16 Chapter

ECR — the Image Registry

Where you store the container images that ECS and Lambda will pull. We cover the private / public difference in Amazon ECR, IAM authentication, docker push / pull, image scanning, tag strategy, lifecycle policies, multi-architecture (linux/amd64 + arm64), VPC Endpoints, and cross-account access.

In the previous Chapter 15 ECS and Fargate we got the big picture of container operations. One piece is missing — where do the images that ECS / Fargate pull actually live? An external registry like Docker Hub is possible too, but inside AWS the standard is Amazon ECR (Elastic Container Registry).
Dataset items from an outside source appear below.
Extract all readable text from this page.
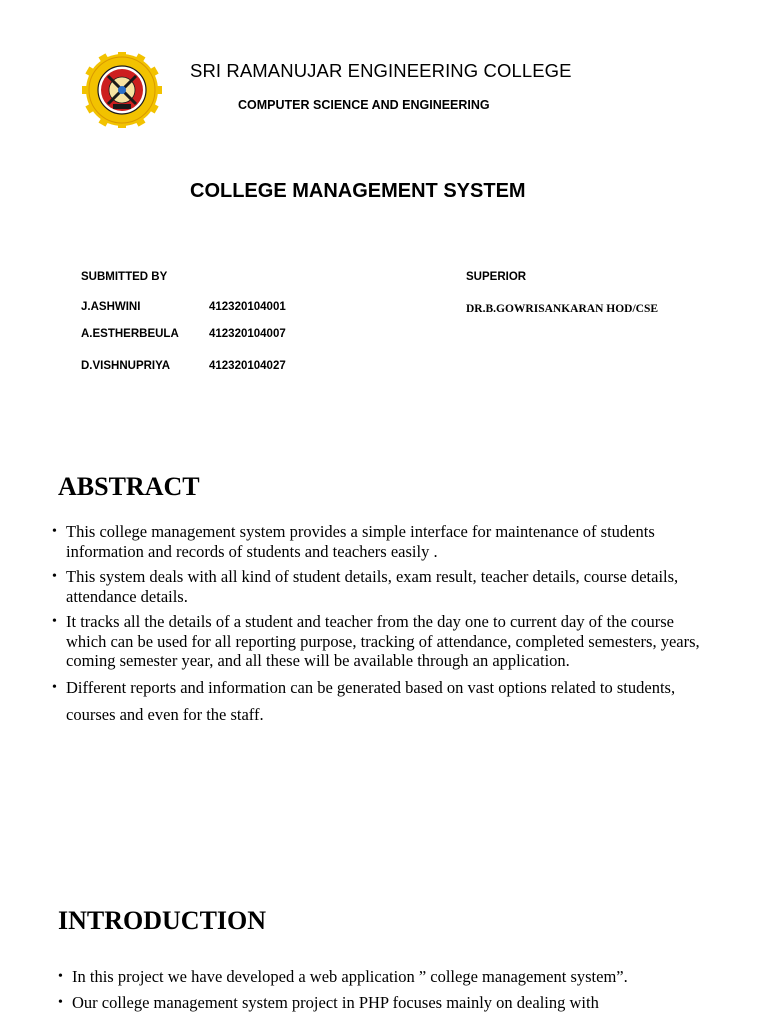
SRI RAMANUJAR ENGINEERING COLLEGE
COMPUTER SCIENCE AND ENGINEERING
COLLEGE MANAGEMENT SYSTEM
SUBMITTED BY	SUPERIOR
DR.B.GOWRISANKARAN HOD/CSE
J.ASHWINI	412320104001
A.ESTHERBEULA	412320104007
D.VISHNUPRIYA	412320104027
ABSTRACT
• This college management system provides a simple interface for maintenance of students information and records of students and teachers easily .
• This system deals with all kind of student details, exam result, teacher details, course details, attendance details.
• It tracks all the details of a student and teacher from the day one to current day of the course which can be used for all reporting purpose, tracking of attendance, completed semesters, years, coming semester year, and all these will be available through an application.
• Different reports and information can be generated based on vast options related to students, courses and even for the staff.
INTRODUCTION
• In this project we have developed a web application ” college management system”.
• Our college management system project in PHP focuses mainly on dealing with
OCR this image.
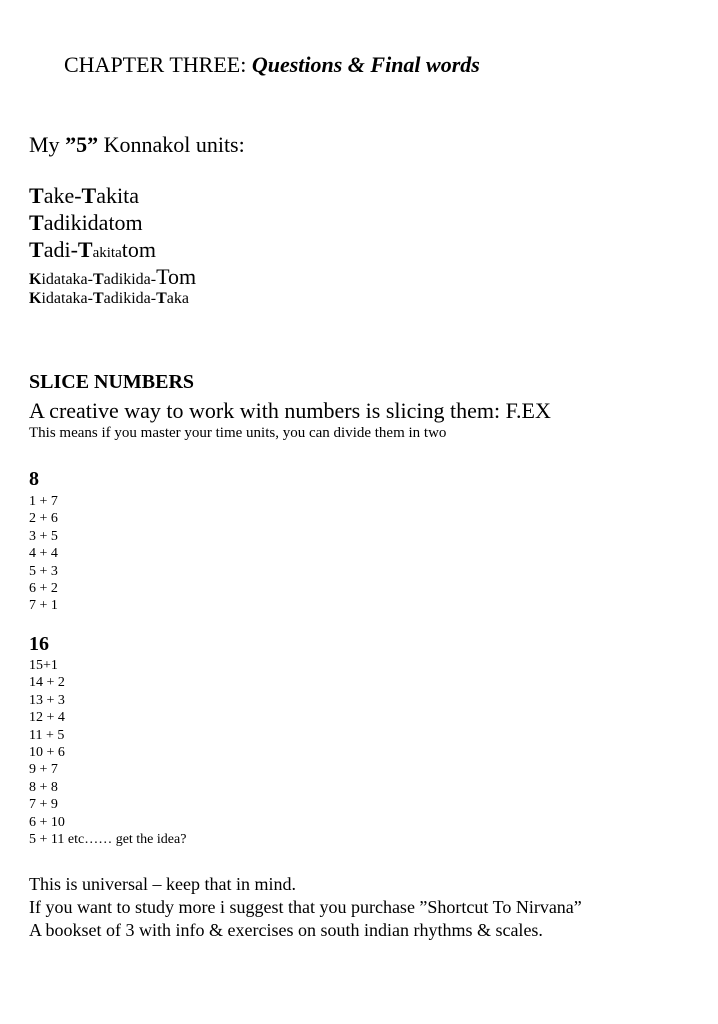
CHAPTER THREE: Questions & Final words
My ”5” Konnakol units:
Take-Takita
Tadikidatom
Tadi-Takitatom
Kidataka-Tadikida-Tom
Kidataka-Tadikida-Taka
SLICE NUMBERS
A creative way to work with numbers is slicing them: F.EX
This means if you master your time units, you can divide them in two
8
1 + 7
2 + 6
3 + 5
4 + 4
5 + 3
6 + 2
7 + 1
16
15+1
14 + 2
13 + 3
12 + 4
11 + 5
10 + 6
9 + 7
8 + 8
7 + 9
6 + 10
5 + 11 etc…… get the idea?
This is universal – keep that in mind.
If you want to study more i suggest that you purchase ”Shortcut To Nirvana”
A bookset of 3 with info & exercises on south indian rhythms & scales.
This chapter puts ECR’s structure together all at once — the private / public difference, IAM authentication, image push / pull, security (scanning, tag immutability), and operations (lifecycle policies, multi-architecture). The push / pull flow and lifecycle policy we set up here show up again and again in Part 4’s Chapter 22 ECS Fargate deployment skeleton and Chapter 24 CI/CD pipeline.

The role of an image registry #

Recall the flow of Docker.

image lifecycle

docker build → local image
       ↓
docker push → registry (remote)
       ↓
docker pull (another machine) → pull that image and docker run

The registry is that midpoint. It decides who can pull which version of an image, and from where.

Comparing the options #

Registry	Use
Docker Hub	The most famous. Free but has a pull limit; public by default
GHCR (GitHub Container Registry)	Linked to a GitHub account. Large private free tier
Amazon ECR Private	Authenticated by IAM inside AWS. Wires naturally into ECS / Lambda / EKS
Amazon ECR Public	For OSS distribution. Anyone can do an anonymous pull
GCR / Azure ACR	For other clouds

If your ECS / Lambda / EKS is inside AWS, ECR is the standard.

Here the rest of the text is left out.